It is also important to adequately bypass the input and output
supplies. Multiple high quality 0.01 µF bypass capacitors should
be placed as close as possible to each of the VCCI and VCCO supply
pins and should be connected to the GND plane with redundant
vias. At least one of these should be placed to provide a physically
short return path for output currents flowing back from ground
to the VCCI pin and the VCCO pin. High frequency bypass capacitors
should be carefully selected for minimum inductance and ESR.
Parasitic layout inductance should also be strictly controlled to
maximize the effectiveness of the bypass at high frequencies.
If the package allows, and the input and output supplies have
been connected separately (VCCI ≠ VCCO), be sure to bypass each
of these supplies separately to the GND plane. Do not connect a
bypass capacitor between these supplies. It is recommended that
the GND plane separate the VCCI and VCCO planes when the
circuit board layout is designed to minimize coupling between
the two supplies to take advantage of the additional bypass
capacitance from each respective supply to the ground plane.
This enhances the performance when split input/output supplies
are used. If the input and output supplies are connected together
for single-supply operation (VCCI = VCCO), coupling between the
two supplies is unavoidable; however, careful board placement
can help keep output return currents away from the inputs.
Data Sheet
LVDS-COMPATIBLE OUTPUT STAGE
Specified propagation delay dispersion performance is only
achieved by keeping parasitic capacitive loads at or below the
specified minimums. The outputs of the ADCMP604 and
ADCMP605 are designed to directly drive any standard
LVDS-compatible input.
USING/DISABLING THE LATCH FEATURE
The latch input is designed for maximum versatility. It can safely be
left floating or it can be driven low by any standard TTL/CMOS
device as a high speed latch.
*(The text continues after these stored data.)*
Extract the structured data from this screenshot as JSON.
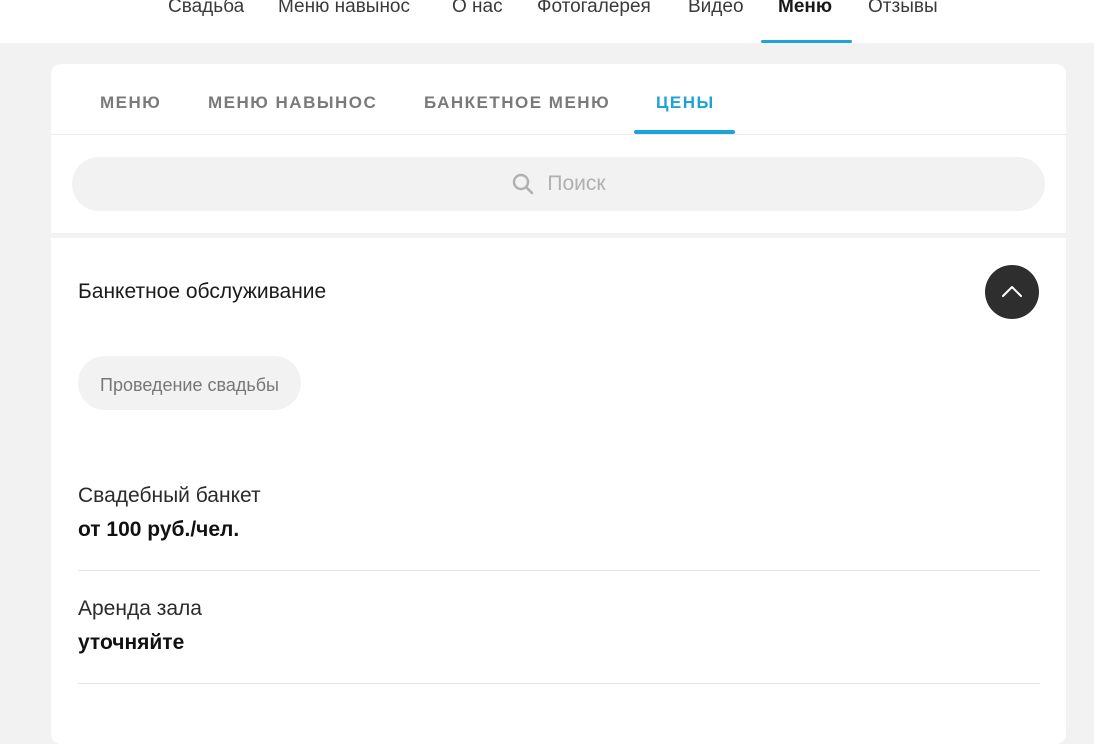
{
  "topnav": {
    "items": [
      "Свадьба",
      "Меню навынос",
      "О нас",
      "Фотогалерея",
      "Видео",
      "Меню",
      "Отзывы"
    ],
    "active": "Меню",
    "accent_color": "#1ea3d8"
  },
  "tabs": {
    "items": [
      "МЕНЮ",
      "МЕНЮ НАВЫНОС",
      "БАНКЕТНОЕ МЕНЮ",
      "ЦЕНЫ"
    ],
    "active": "ЦЕНЫ"
  },
  "search": {
    "placeholder": "Поиск",
    "icon": "search-icon"
  },
  "section": {
    "title": "Банкетное обслуживание",
    "toggle_icon": "chevron-up-icon",
    "chip": "Проведение свадьбы"
  },
  "prices": [
    {
      "name": "Свадебный банкет",
      "value": "от 100 руб./чел."
    },
    {
      "name": "Аренда зала",
      "value": "уточняйте"
    }
  ]
}
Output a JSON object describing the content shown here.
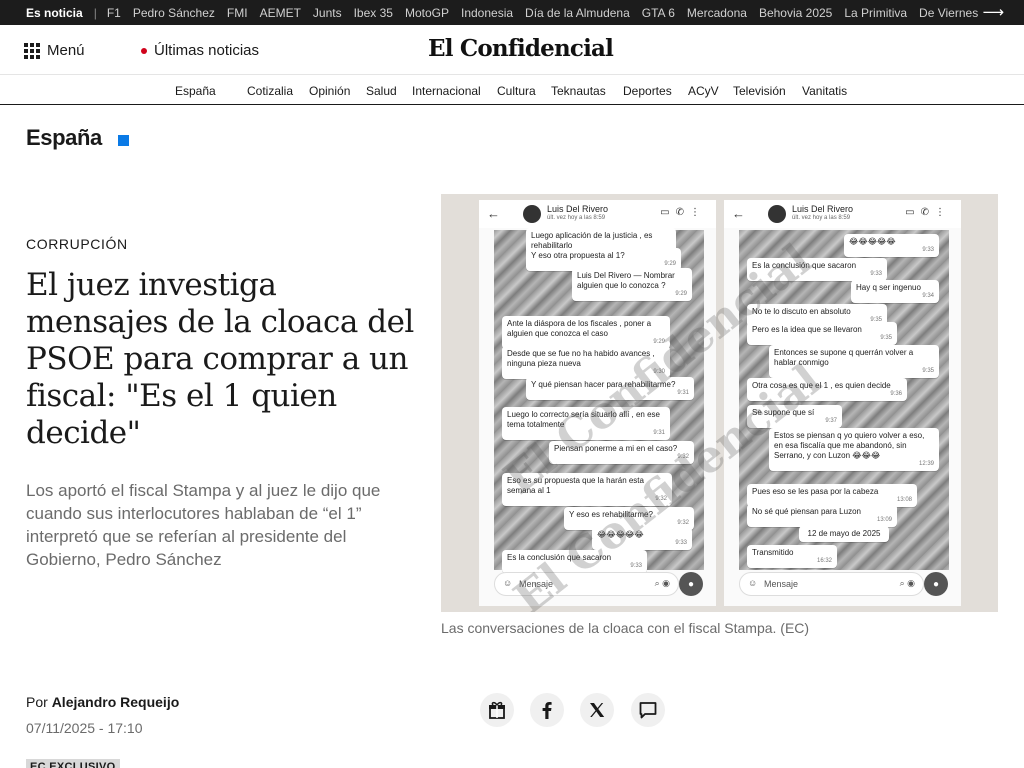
{
  "topbar": {
    "lead": "Es noticia",
    "items": [
      "F1",
      "Pedro Sánchez",
      "FMI",
      "AEMET",
      "Junts",
      "Ibex 35",
      "MotoGP",
      "Indonesia",
      "Día de la Almudena",
      "GTA 6",
      "Mercadona",
      "Behovia 2025",
      "La Primitiva",
      "De Viernes"
    ],
    "more_icon": "arrow-right-icon"
  },
  "header": {
    "menu_label": "Menú",
    "latest_label": "Últimas noticias",
    "logo": "El Confidencial"
  },
  "nav": {
    "items": [
      "España",
      "Cotizalia",
      "Opinión",
      "Salud",
      "Internacional",
      "Cultura",
      "Teknautas",
      "Deportes",
      "ACyV",
      "Televisión",
      "Vanitatis"
    ]
  },
  "section": {
    "title": "España",
    "accent_color": "#0a7ae6"
  },
  "article": {
    "kicker": "CORRUPCIÓN",
    "headline": "El juez investiga mensajes de la cloaca del PSOE para comprar a un fiscal: \"Es el 1 quien decide\"",
    "subhead": "Los aportó el fiscal Stampa y al juez le dijo que cuando sus interlocutores hablaban de “el 1” interpretó que se referían al presidente del Gobierno, Pedro Sánchez",
    "byline_prefix": "Por",
    "author": "Alejandro Requeijo",
    "date": "07/11/2025 - 17:10",
    "badge": "EC EXCLUSIVO",
    "caption": "Las conversaciones de la cloaca con el fiscal Stampa. (EC)"
  },
  "share": [
    "gift-icon",
    "facebook-icon",
    "x-icon",
    "comment-icon"
  ],
  "figure": {
    "contact_name": "Luis Del Rivero",
    "contact_status": "últ. vez hoy a las 8:59",
    "input_placeholder": "Mensaje",
    "watermark": "El Confidencial",
    "left_messages": [
      {
        "text": "Luego aplicación de la justicia , es rehabilitarlo",
        "time": ""
      },
      {
        "text": "Y eso otra propuesta al 1?",
        "time": "9:29"
      },
      {
        "text": "Luis Del Rivero — Nombrar alguien que lo conozca ?",
        "time": "9:29"
      },
      {
        "text": "Ante la diáspora de los fiscales , poner a alguien que conozca el caso",
        "time": "9:29"
      },
      {
        "text": "Desde que se fue no ha habido avances , ninguna pieza nueva",
        "time": "9:30"
      },
      {
        "text": "Y qué piensan hacer para rehabilitarme?",
        "time": "9:31"
      },
      {
        "text": "Luego lo correcto sería situarlo allí , en ese tema totalmente",
        "time": "9:31"
      },
      {
        "text": "Piensan ponerme a mi en el caso?",
        "time": "9:32"
      },
      {
        "text": "Eso es su propuesta que la harán esta semana al 1",
        "time": "9:32"
      },
      {
        "text": "Y eso es rehabilitarme?",
        "time": "9:32"
      },
      {
        "text": "😂😂😂😂😂",
        "time": "9:33"
      },
      {
        "text": "Es la conclusión que sacaron",
        "time": "9:33"
      }
    ],
    "right_messages": [
      {
        "text": "😂😂😂😂😂",
        "time": "9:33"
      },
      {
        "text": "Es la conclusión que sacaron",
        "time": "9:33"
      },
      {
        "text": "Hay q ser ingenuo",
        "time": "9:34"
      },
      {
        "text": "No te lo discuto en absoluto",
        "time": "9:35"
      },
      {
        "text": "Pero es la idea que se llevaron",
        "time": "9:35"
      },
      {
        "text": "Entonces se supone q querrán volver a hablar conmigo",
        "time": "9:35"
      },
      {
        "text": "Otra cosa es que el 1 , es quien decide",
        "time": "9:36"
      },
      {
        "text": "Se supone que sí",
        "time": "9:37"
      },
      {
        "text": "Estos se piensan q yo quiero volver a eso, en esa fiscalía que me abandonó, sin Serrano, y con Luzon 😂😂😂",
        "time": "12:39"
      },
      {
        "text": "Pues eso se les pasa por la cabeza",
        "time": "13:08"
      },
      {
        "text": "No sé qué piensan para Luzon",
        "time": "13:09"
      },
      {
        "text": "12 de mayo de 2025",
        "time": ""
      },
      {
        "text": "Transmitido",
        "time": "16:32"
      }
    ]
  }
}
In addition, the pin can be operated as
a hysteresis control pin with a bias voltage of 1.25 V nominal and
an input resistance of approximately 70 kΩ. This allows the
comparator hysteresis to be easily controlled by either a resistor or
an inexpensive CMOS DAC. Driving this pin high or floating the
pin disables all hysteresis.
Hysteresis control and latch mode can be used together if an
open drain, an open collector, or a three-state driver is connected in
parallel to the hysteresis control resistor or current source.
Due to the programmable hysteresis feature, the logic threshold
of the latch pin is approximately 1.1 V, regardless of VCCO.
OPTIMIZING PERFORMANCE
As with any high speed comparator, proper design and layout
techniques are essential for obtaining the specified performance.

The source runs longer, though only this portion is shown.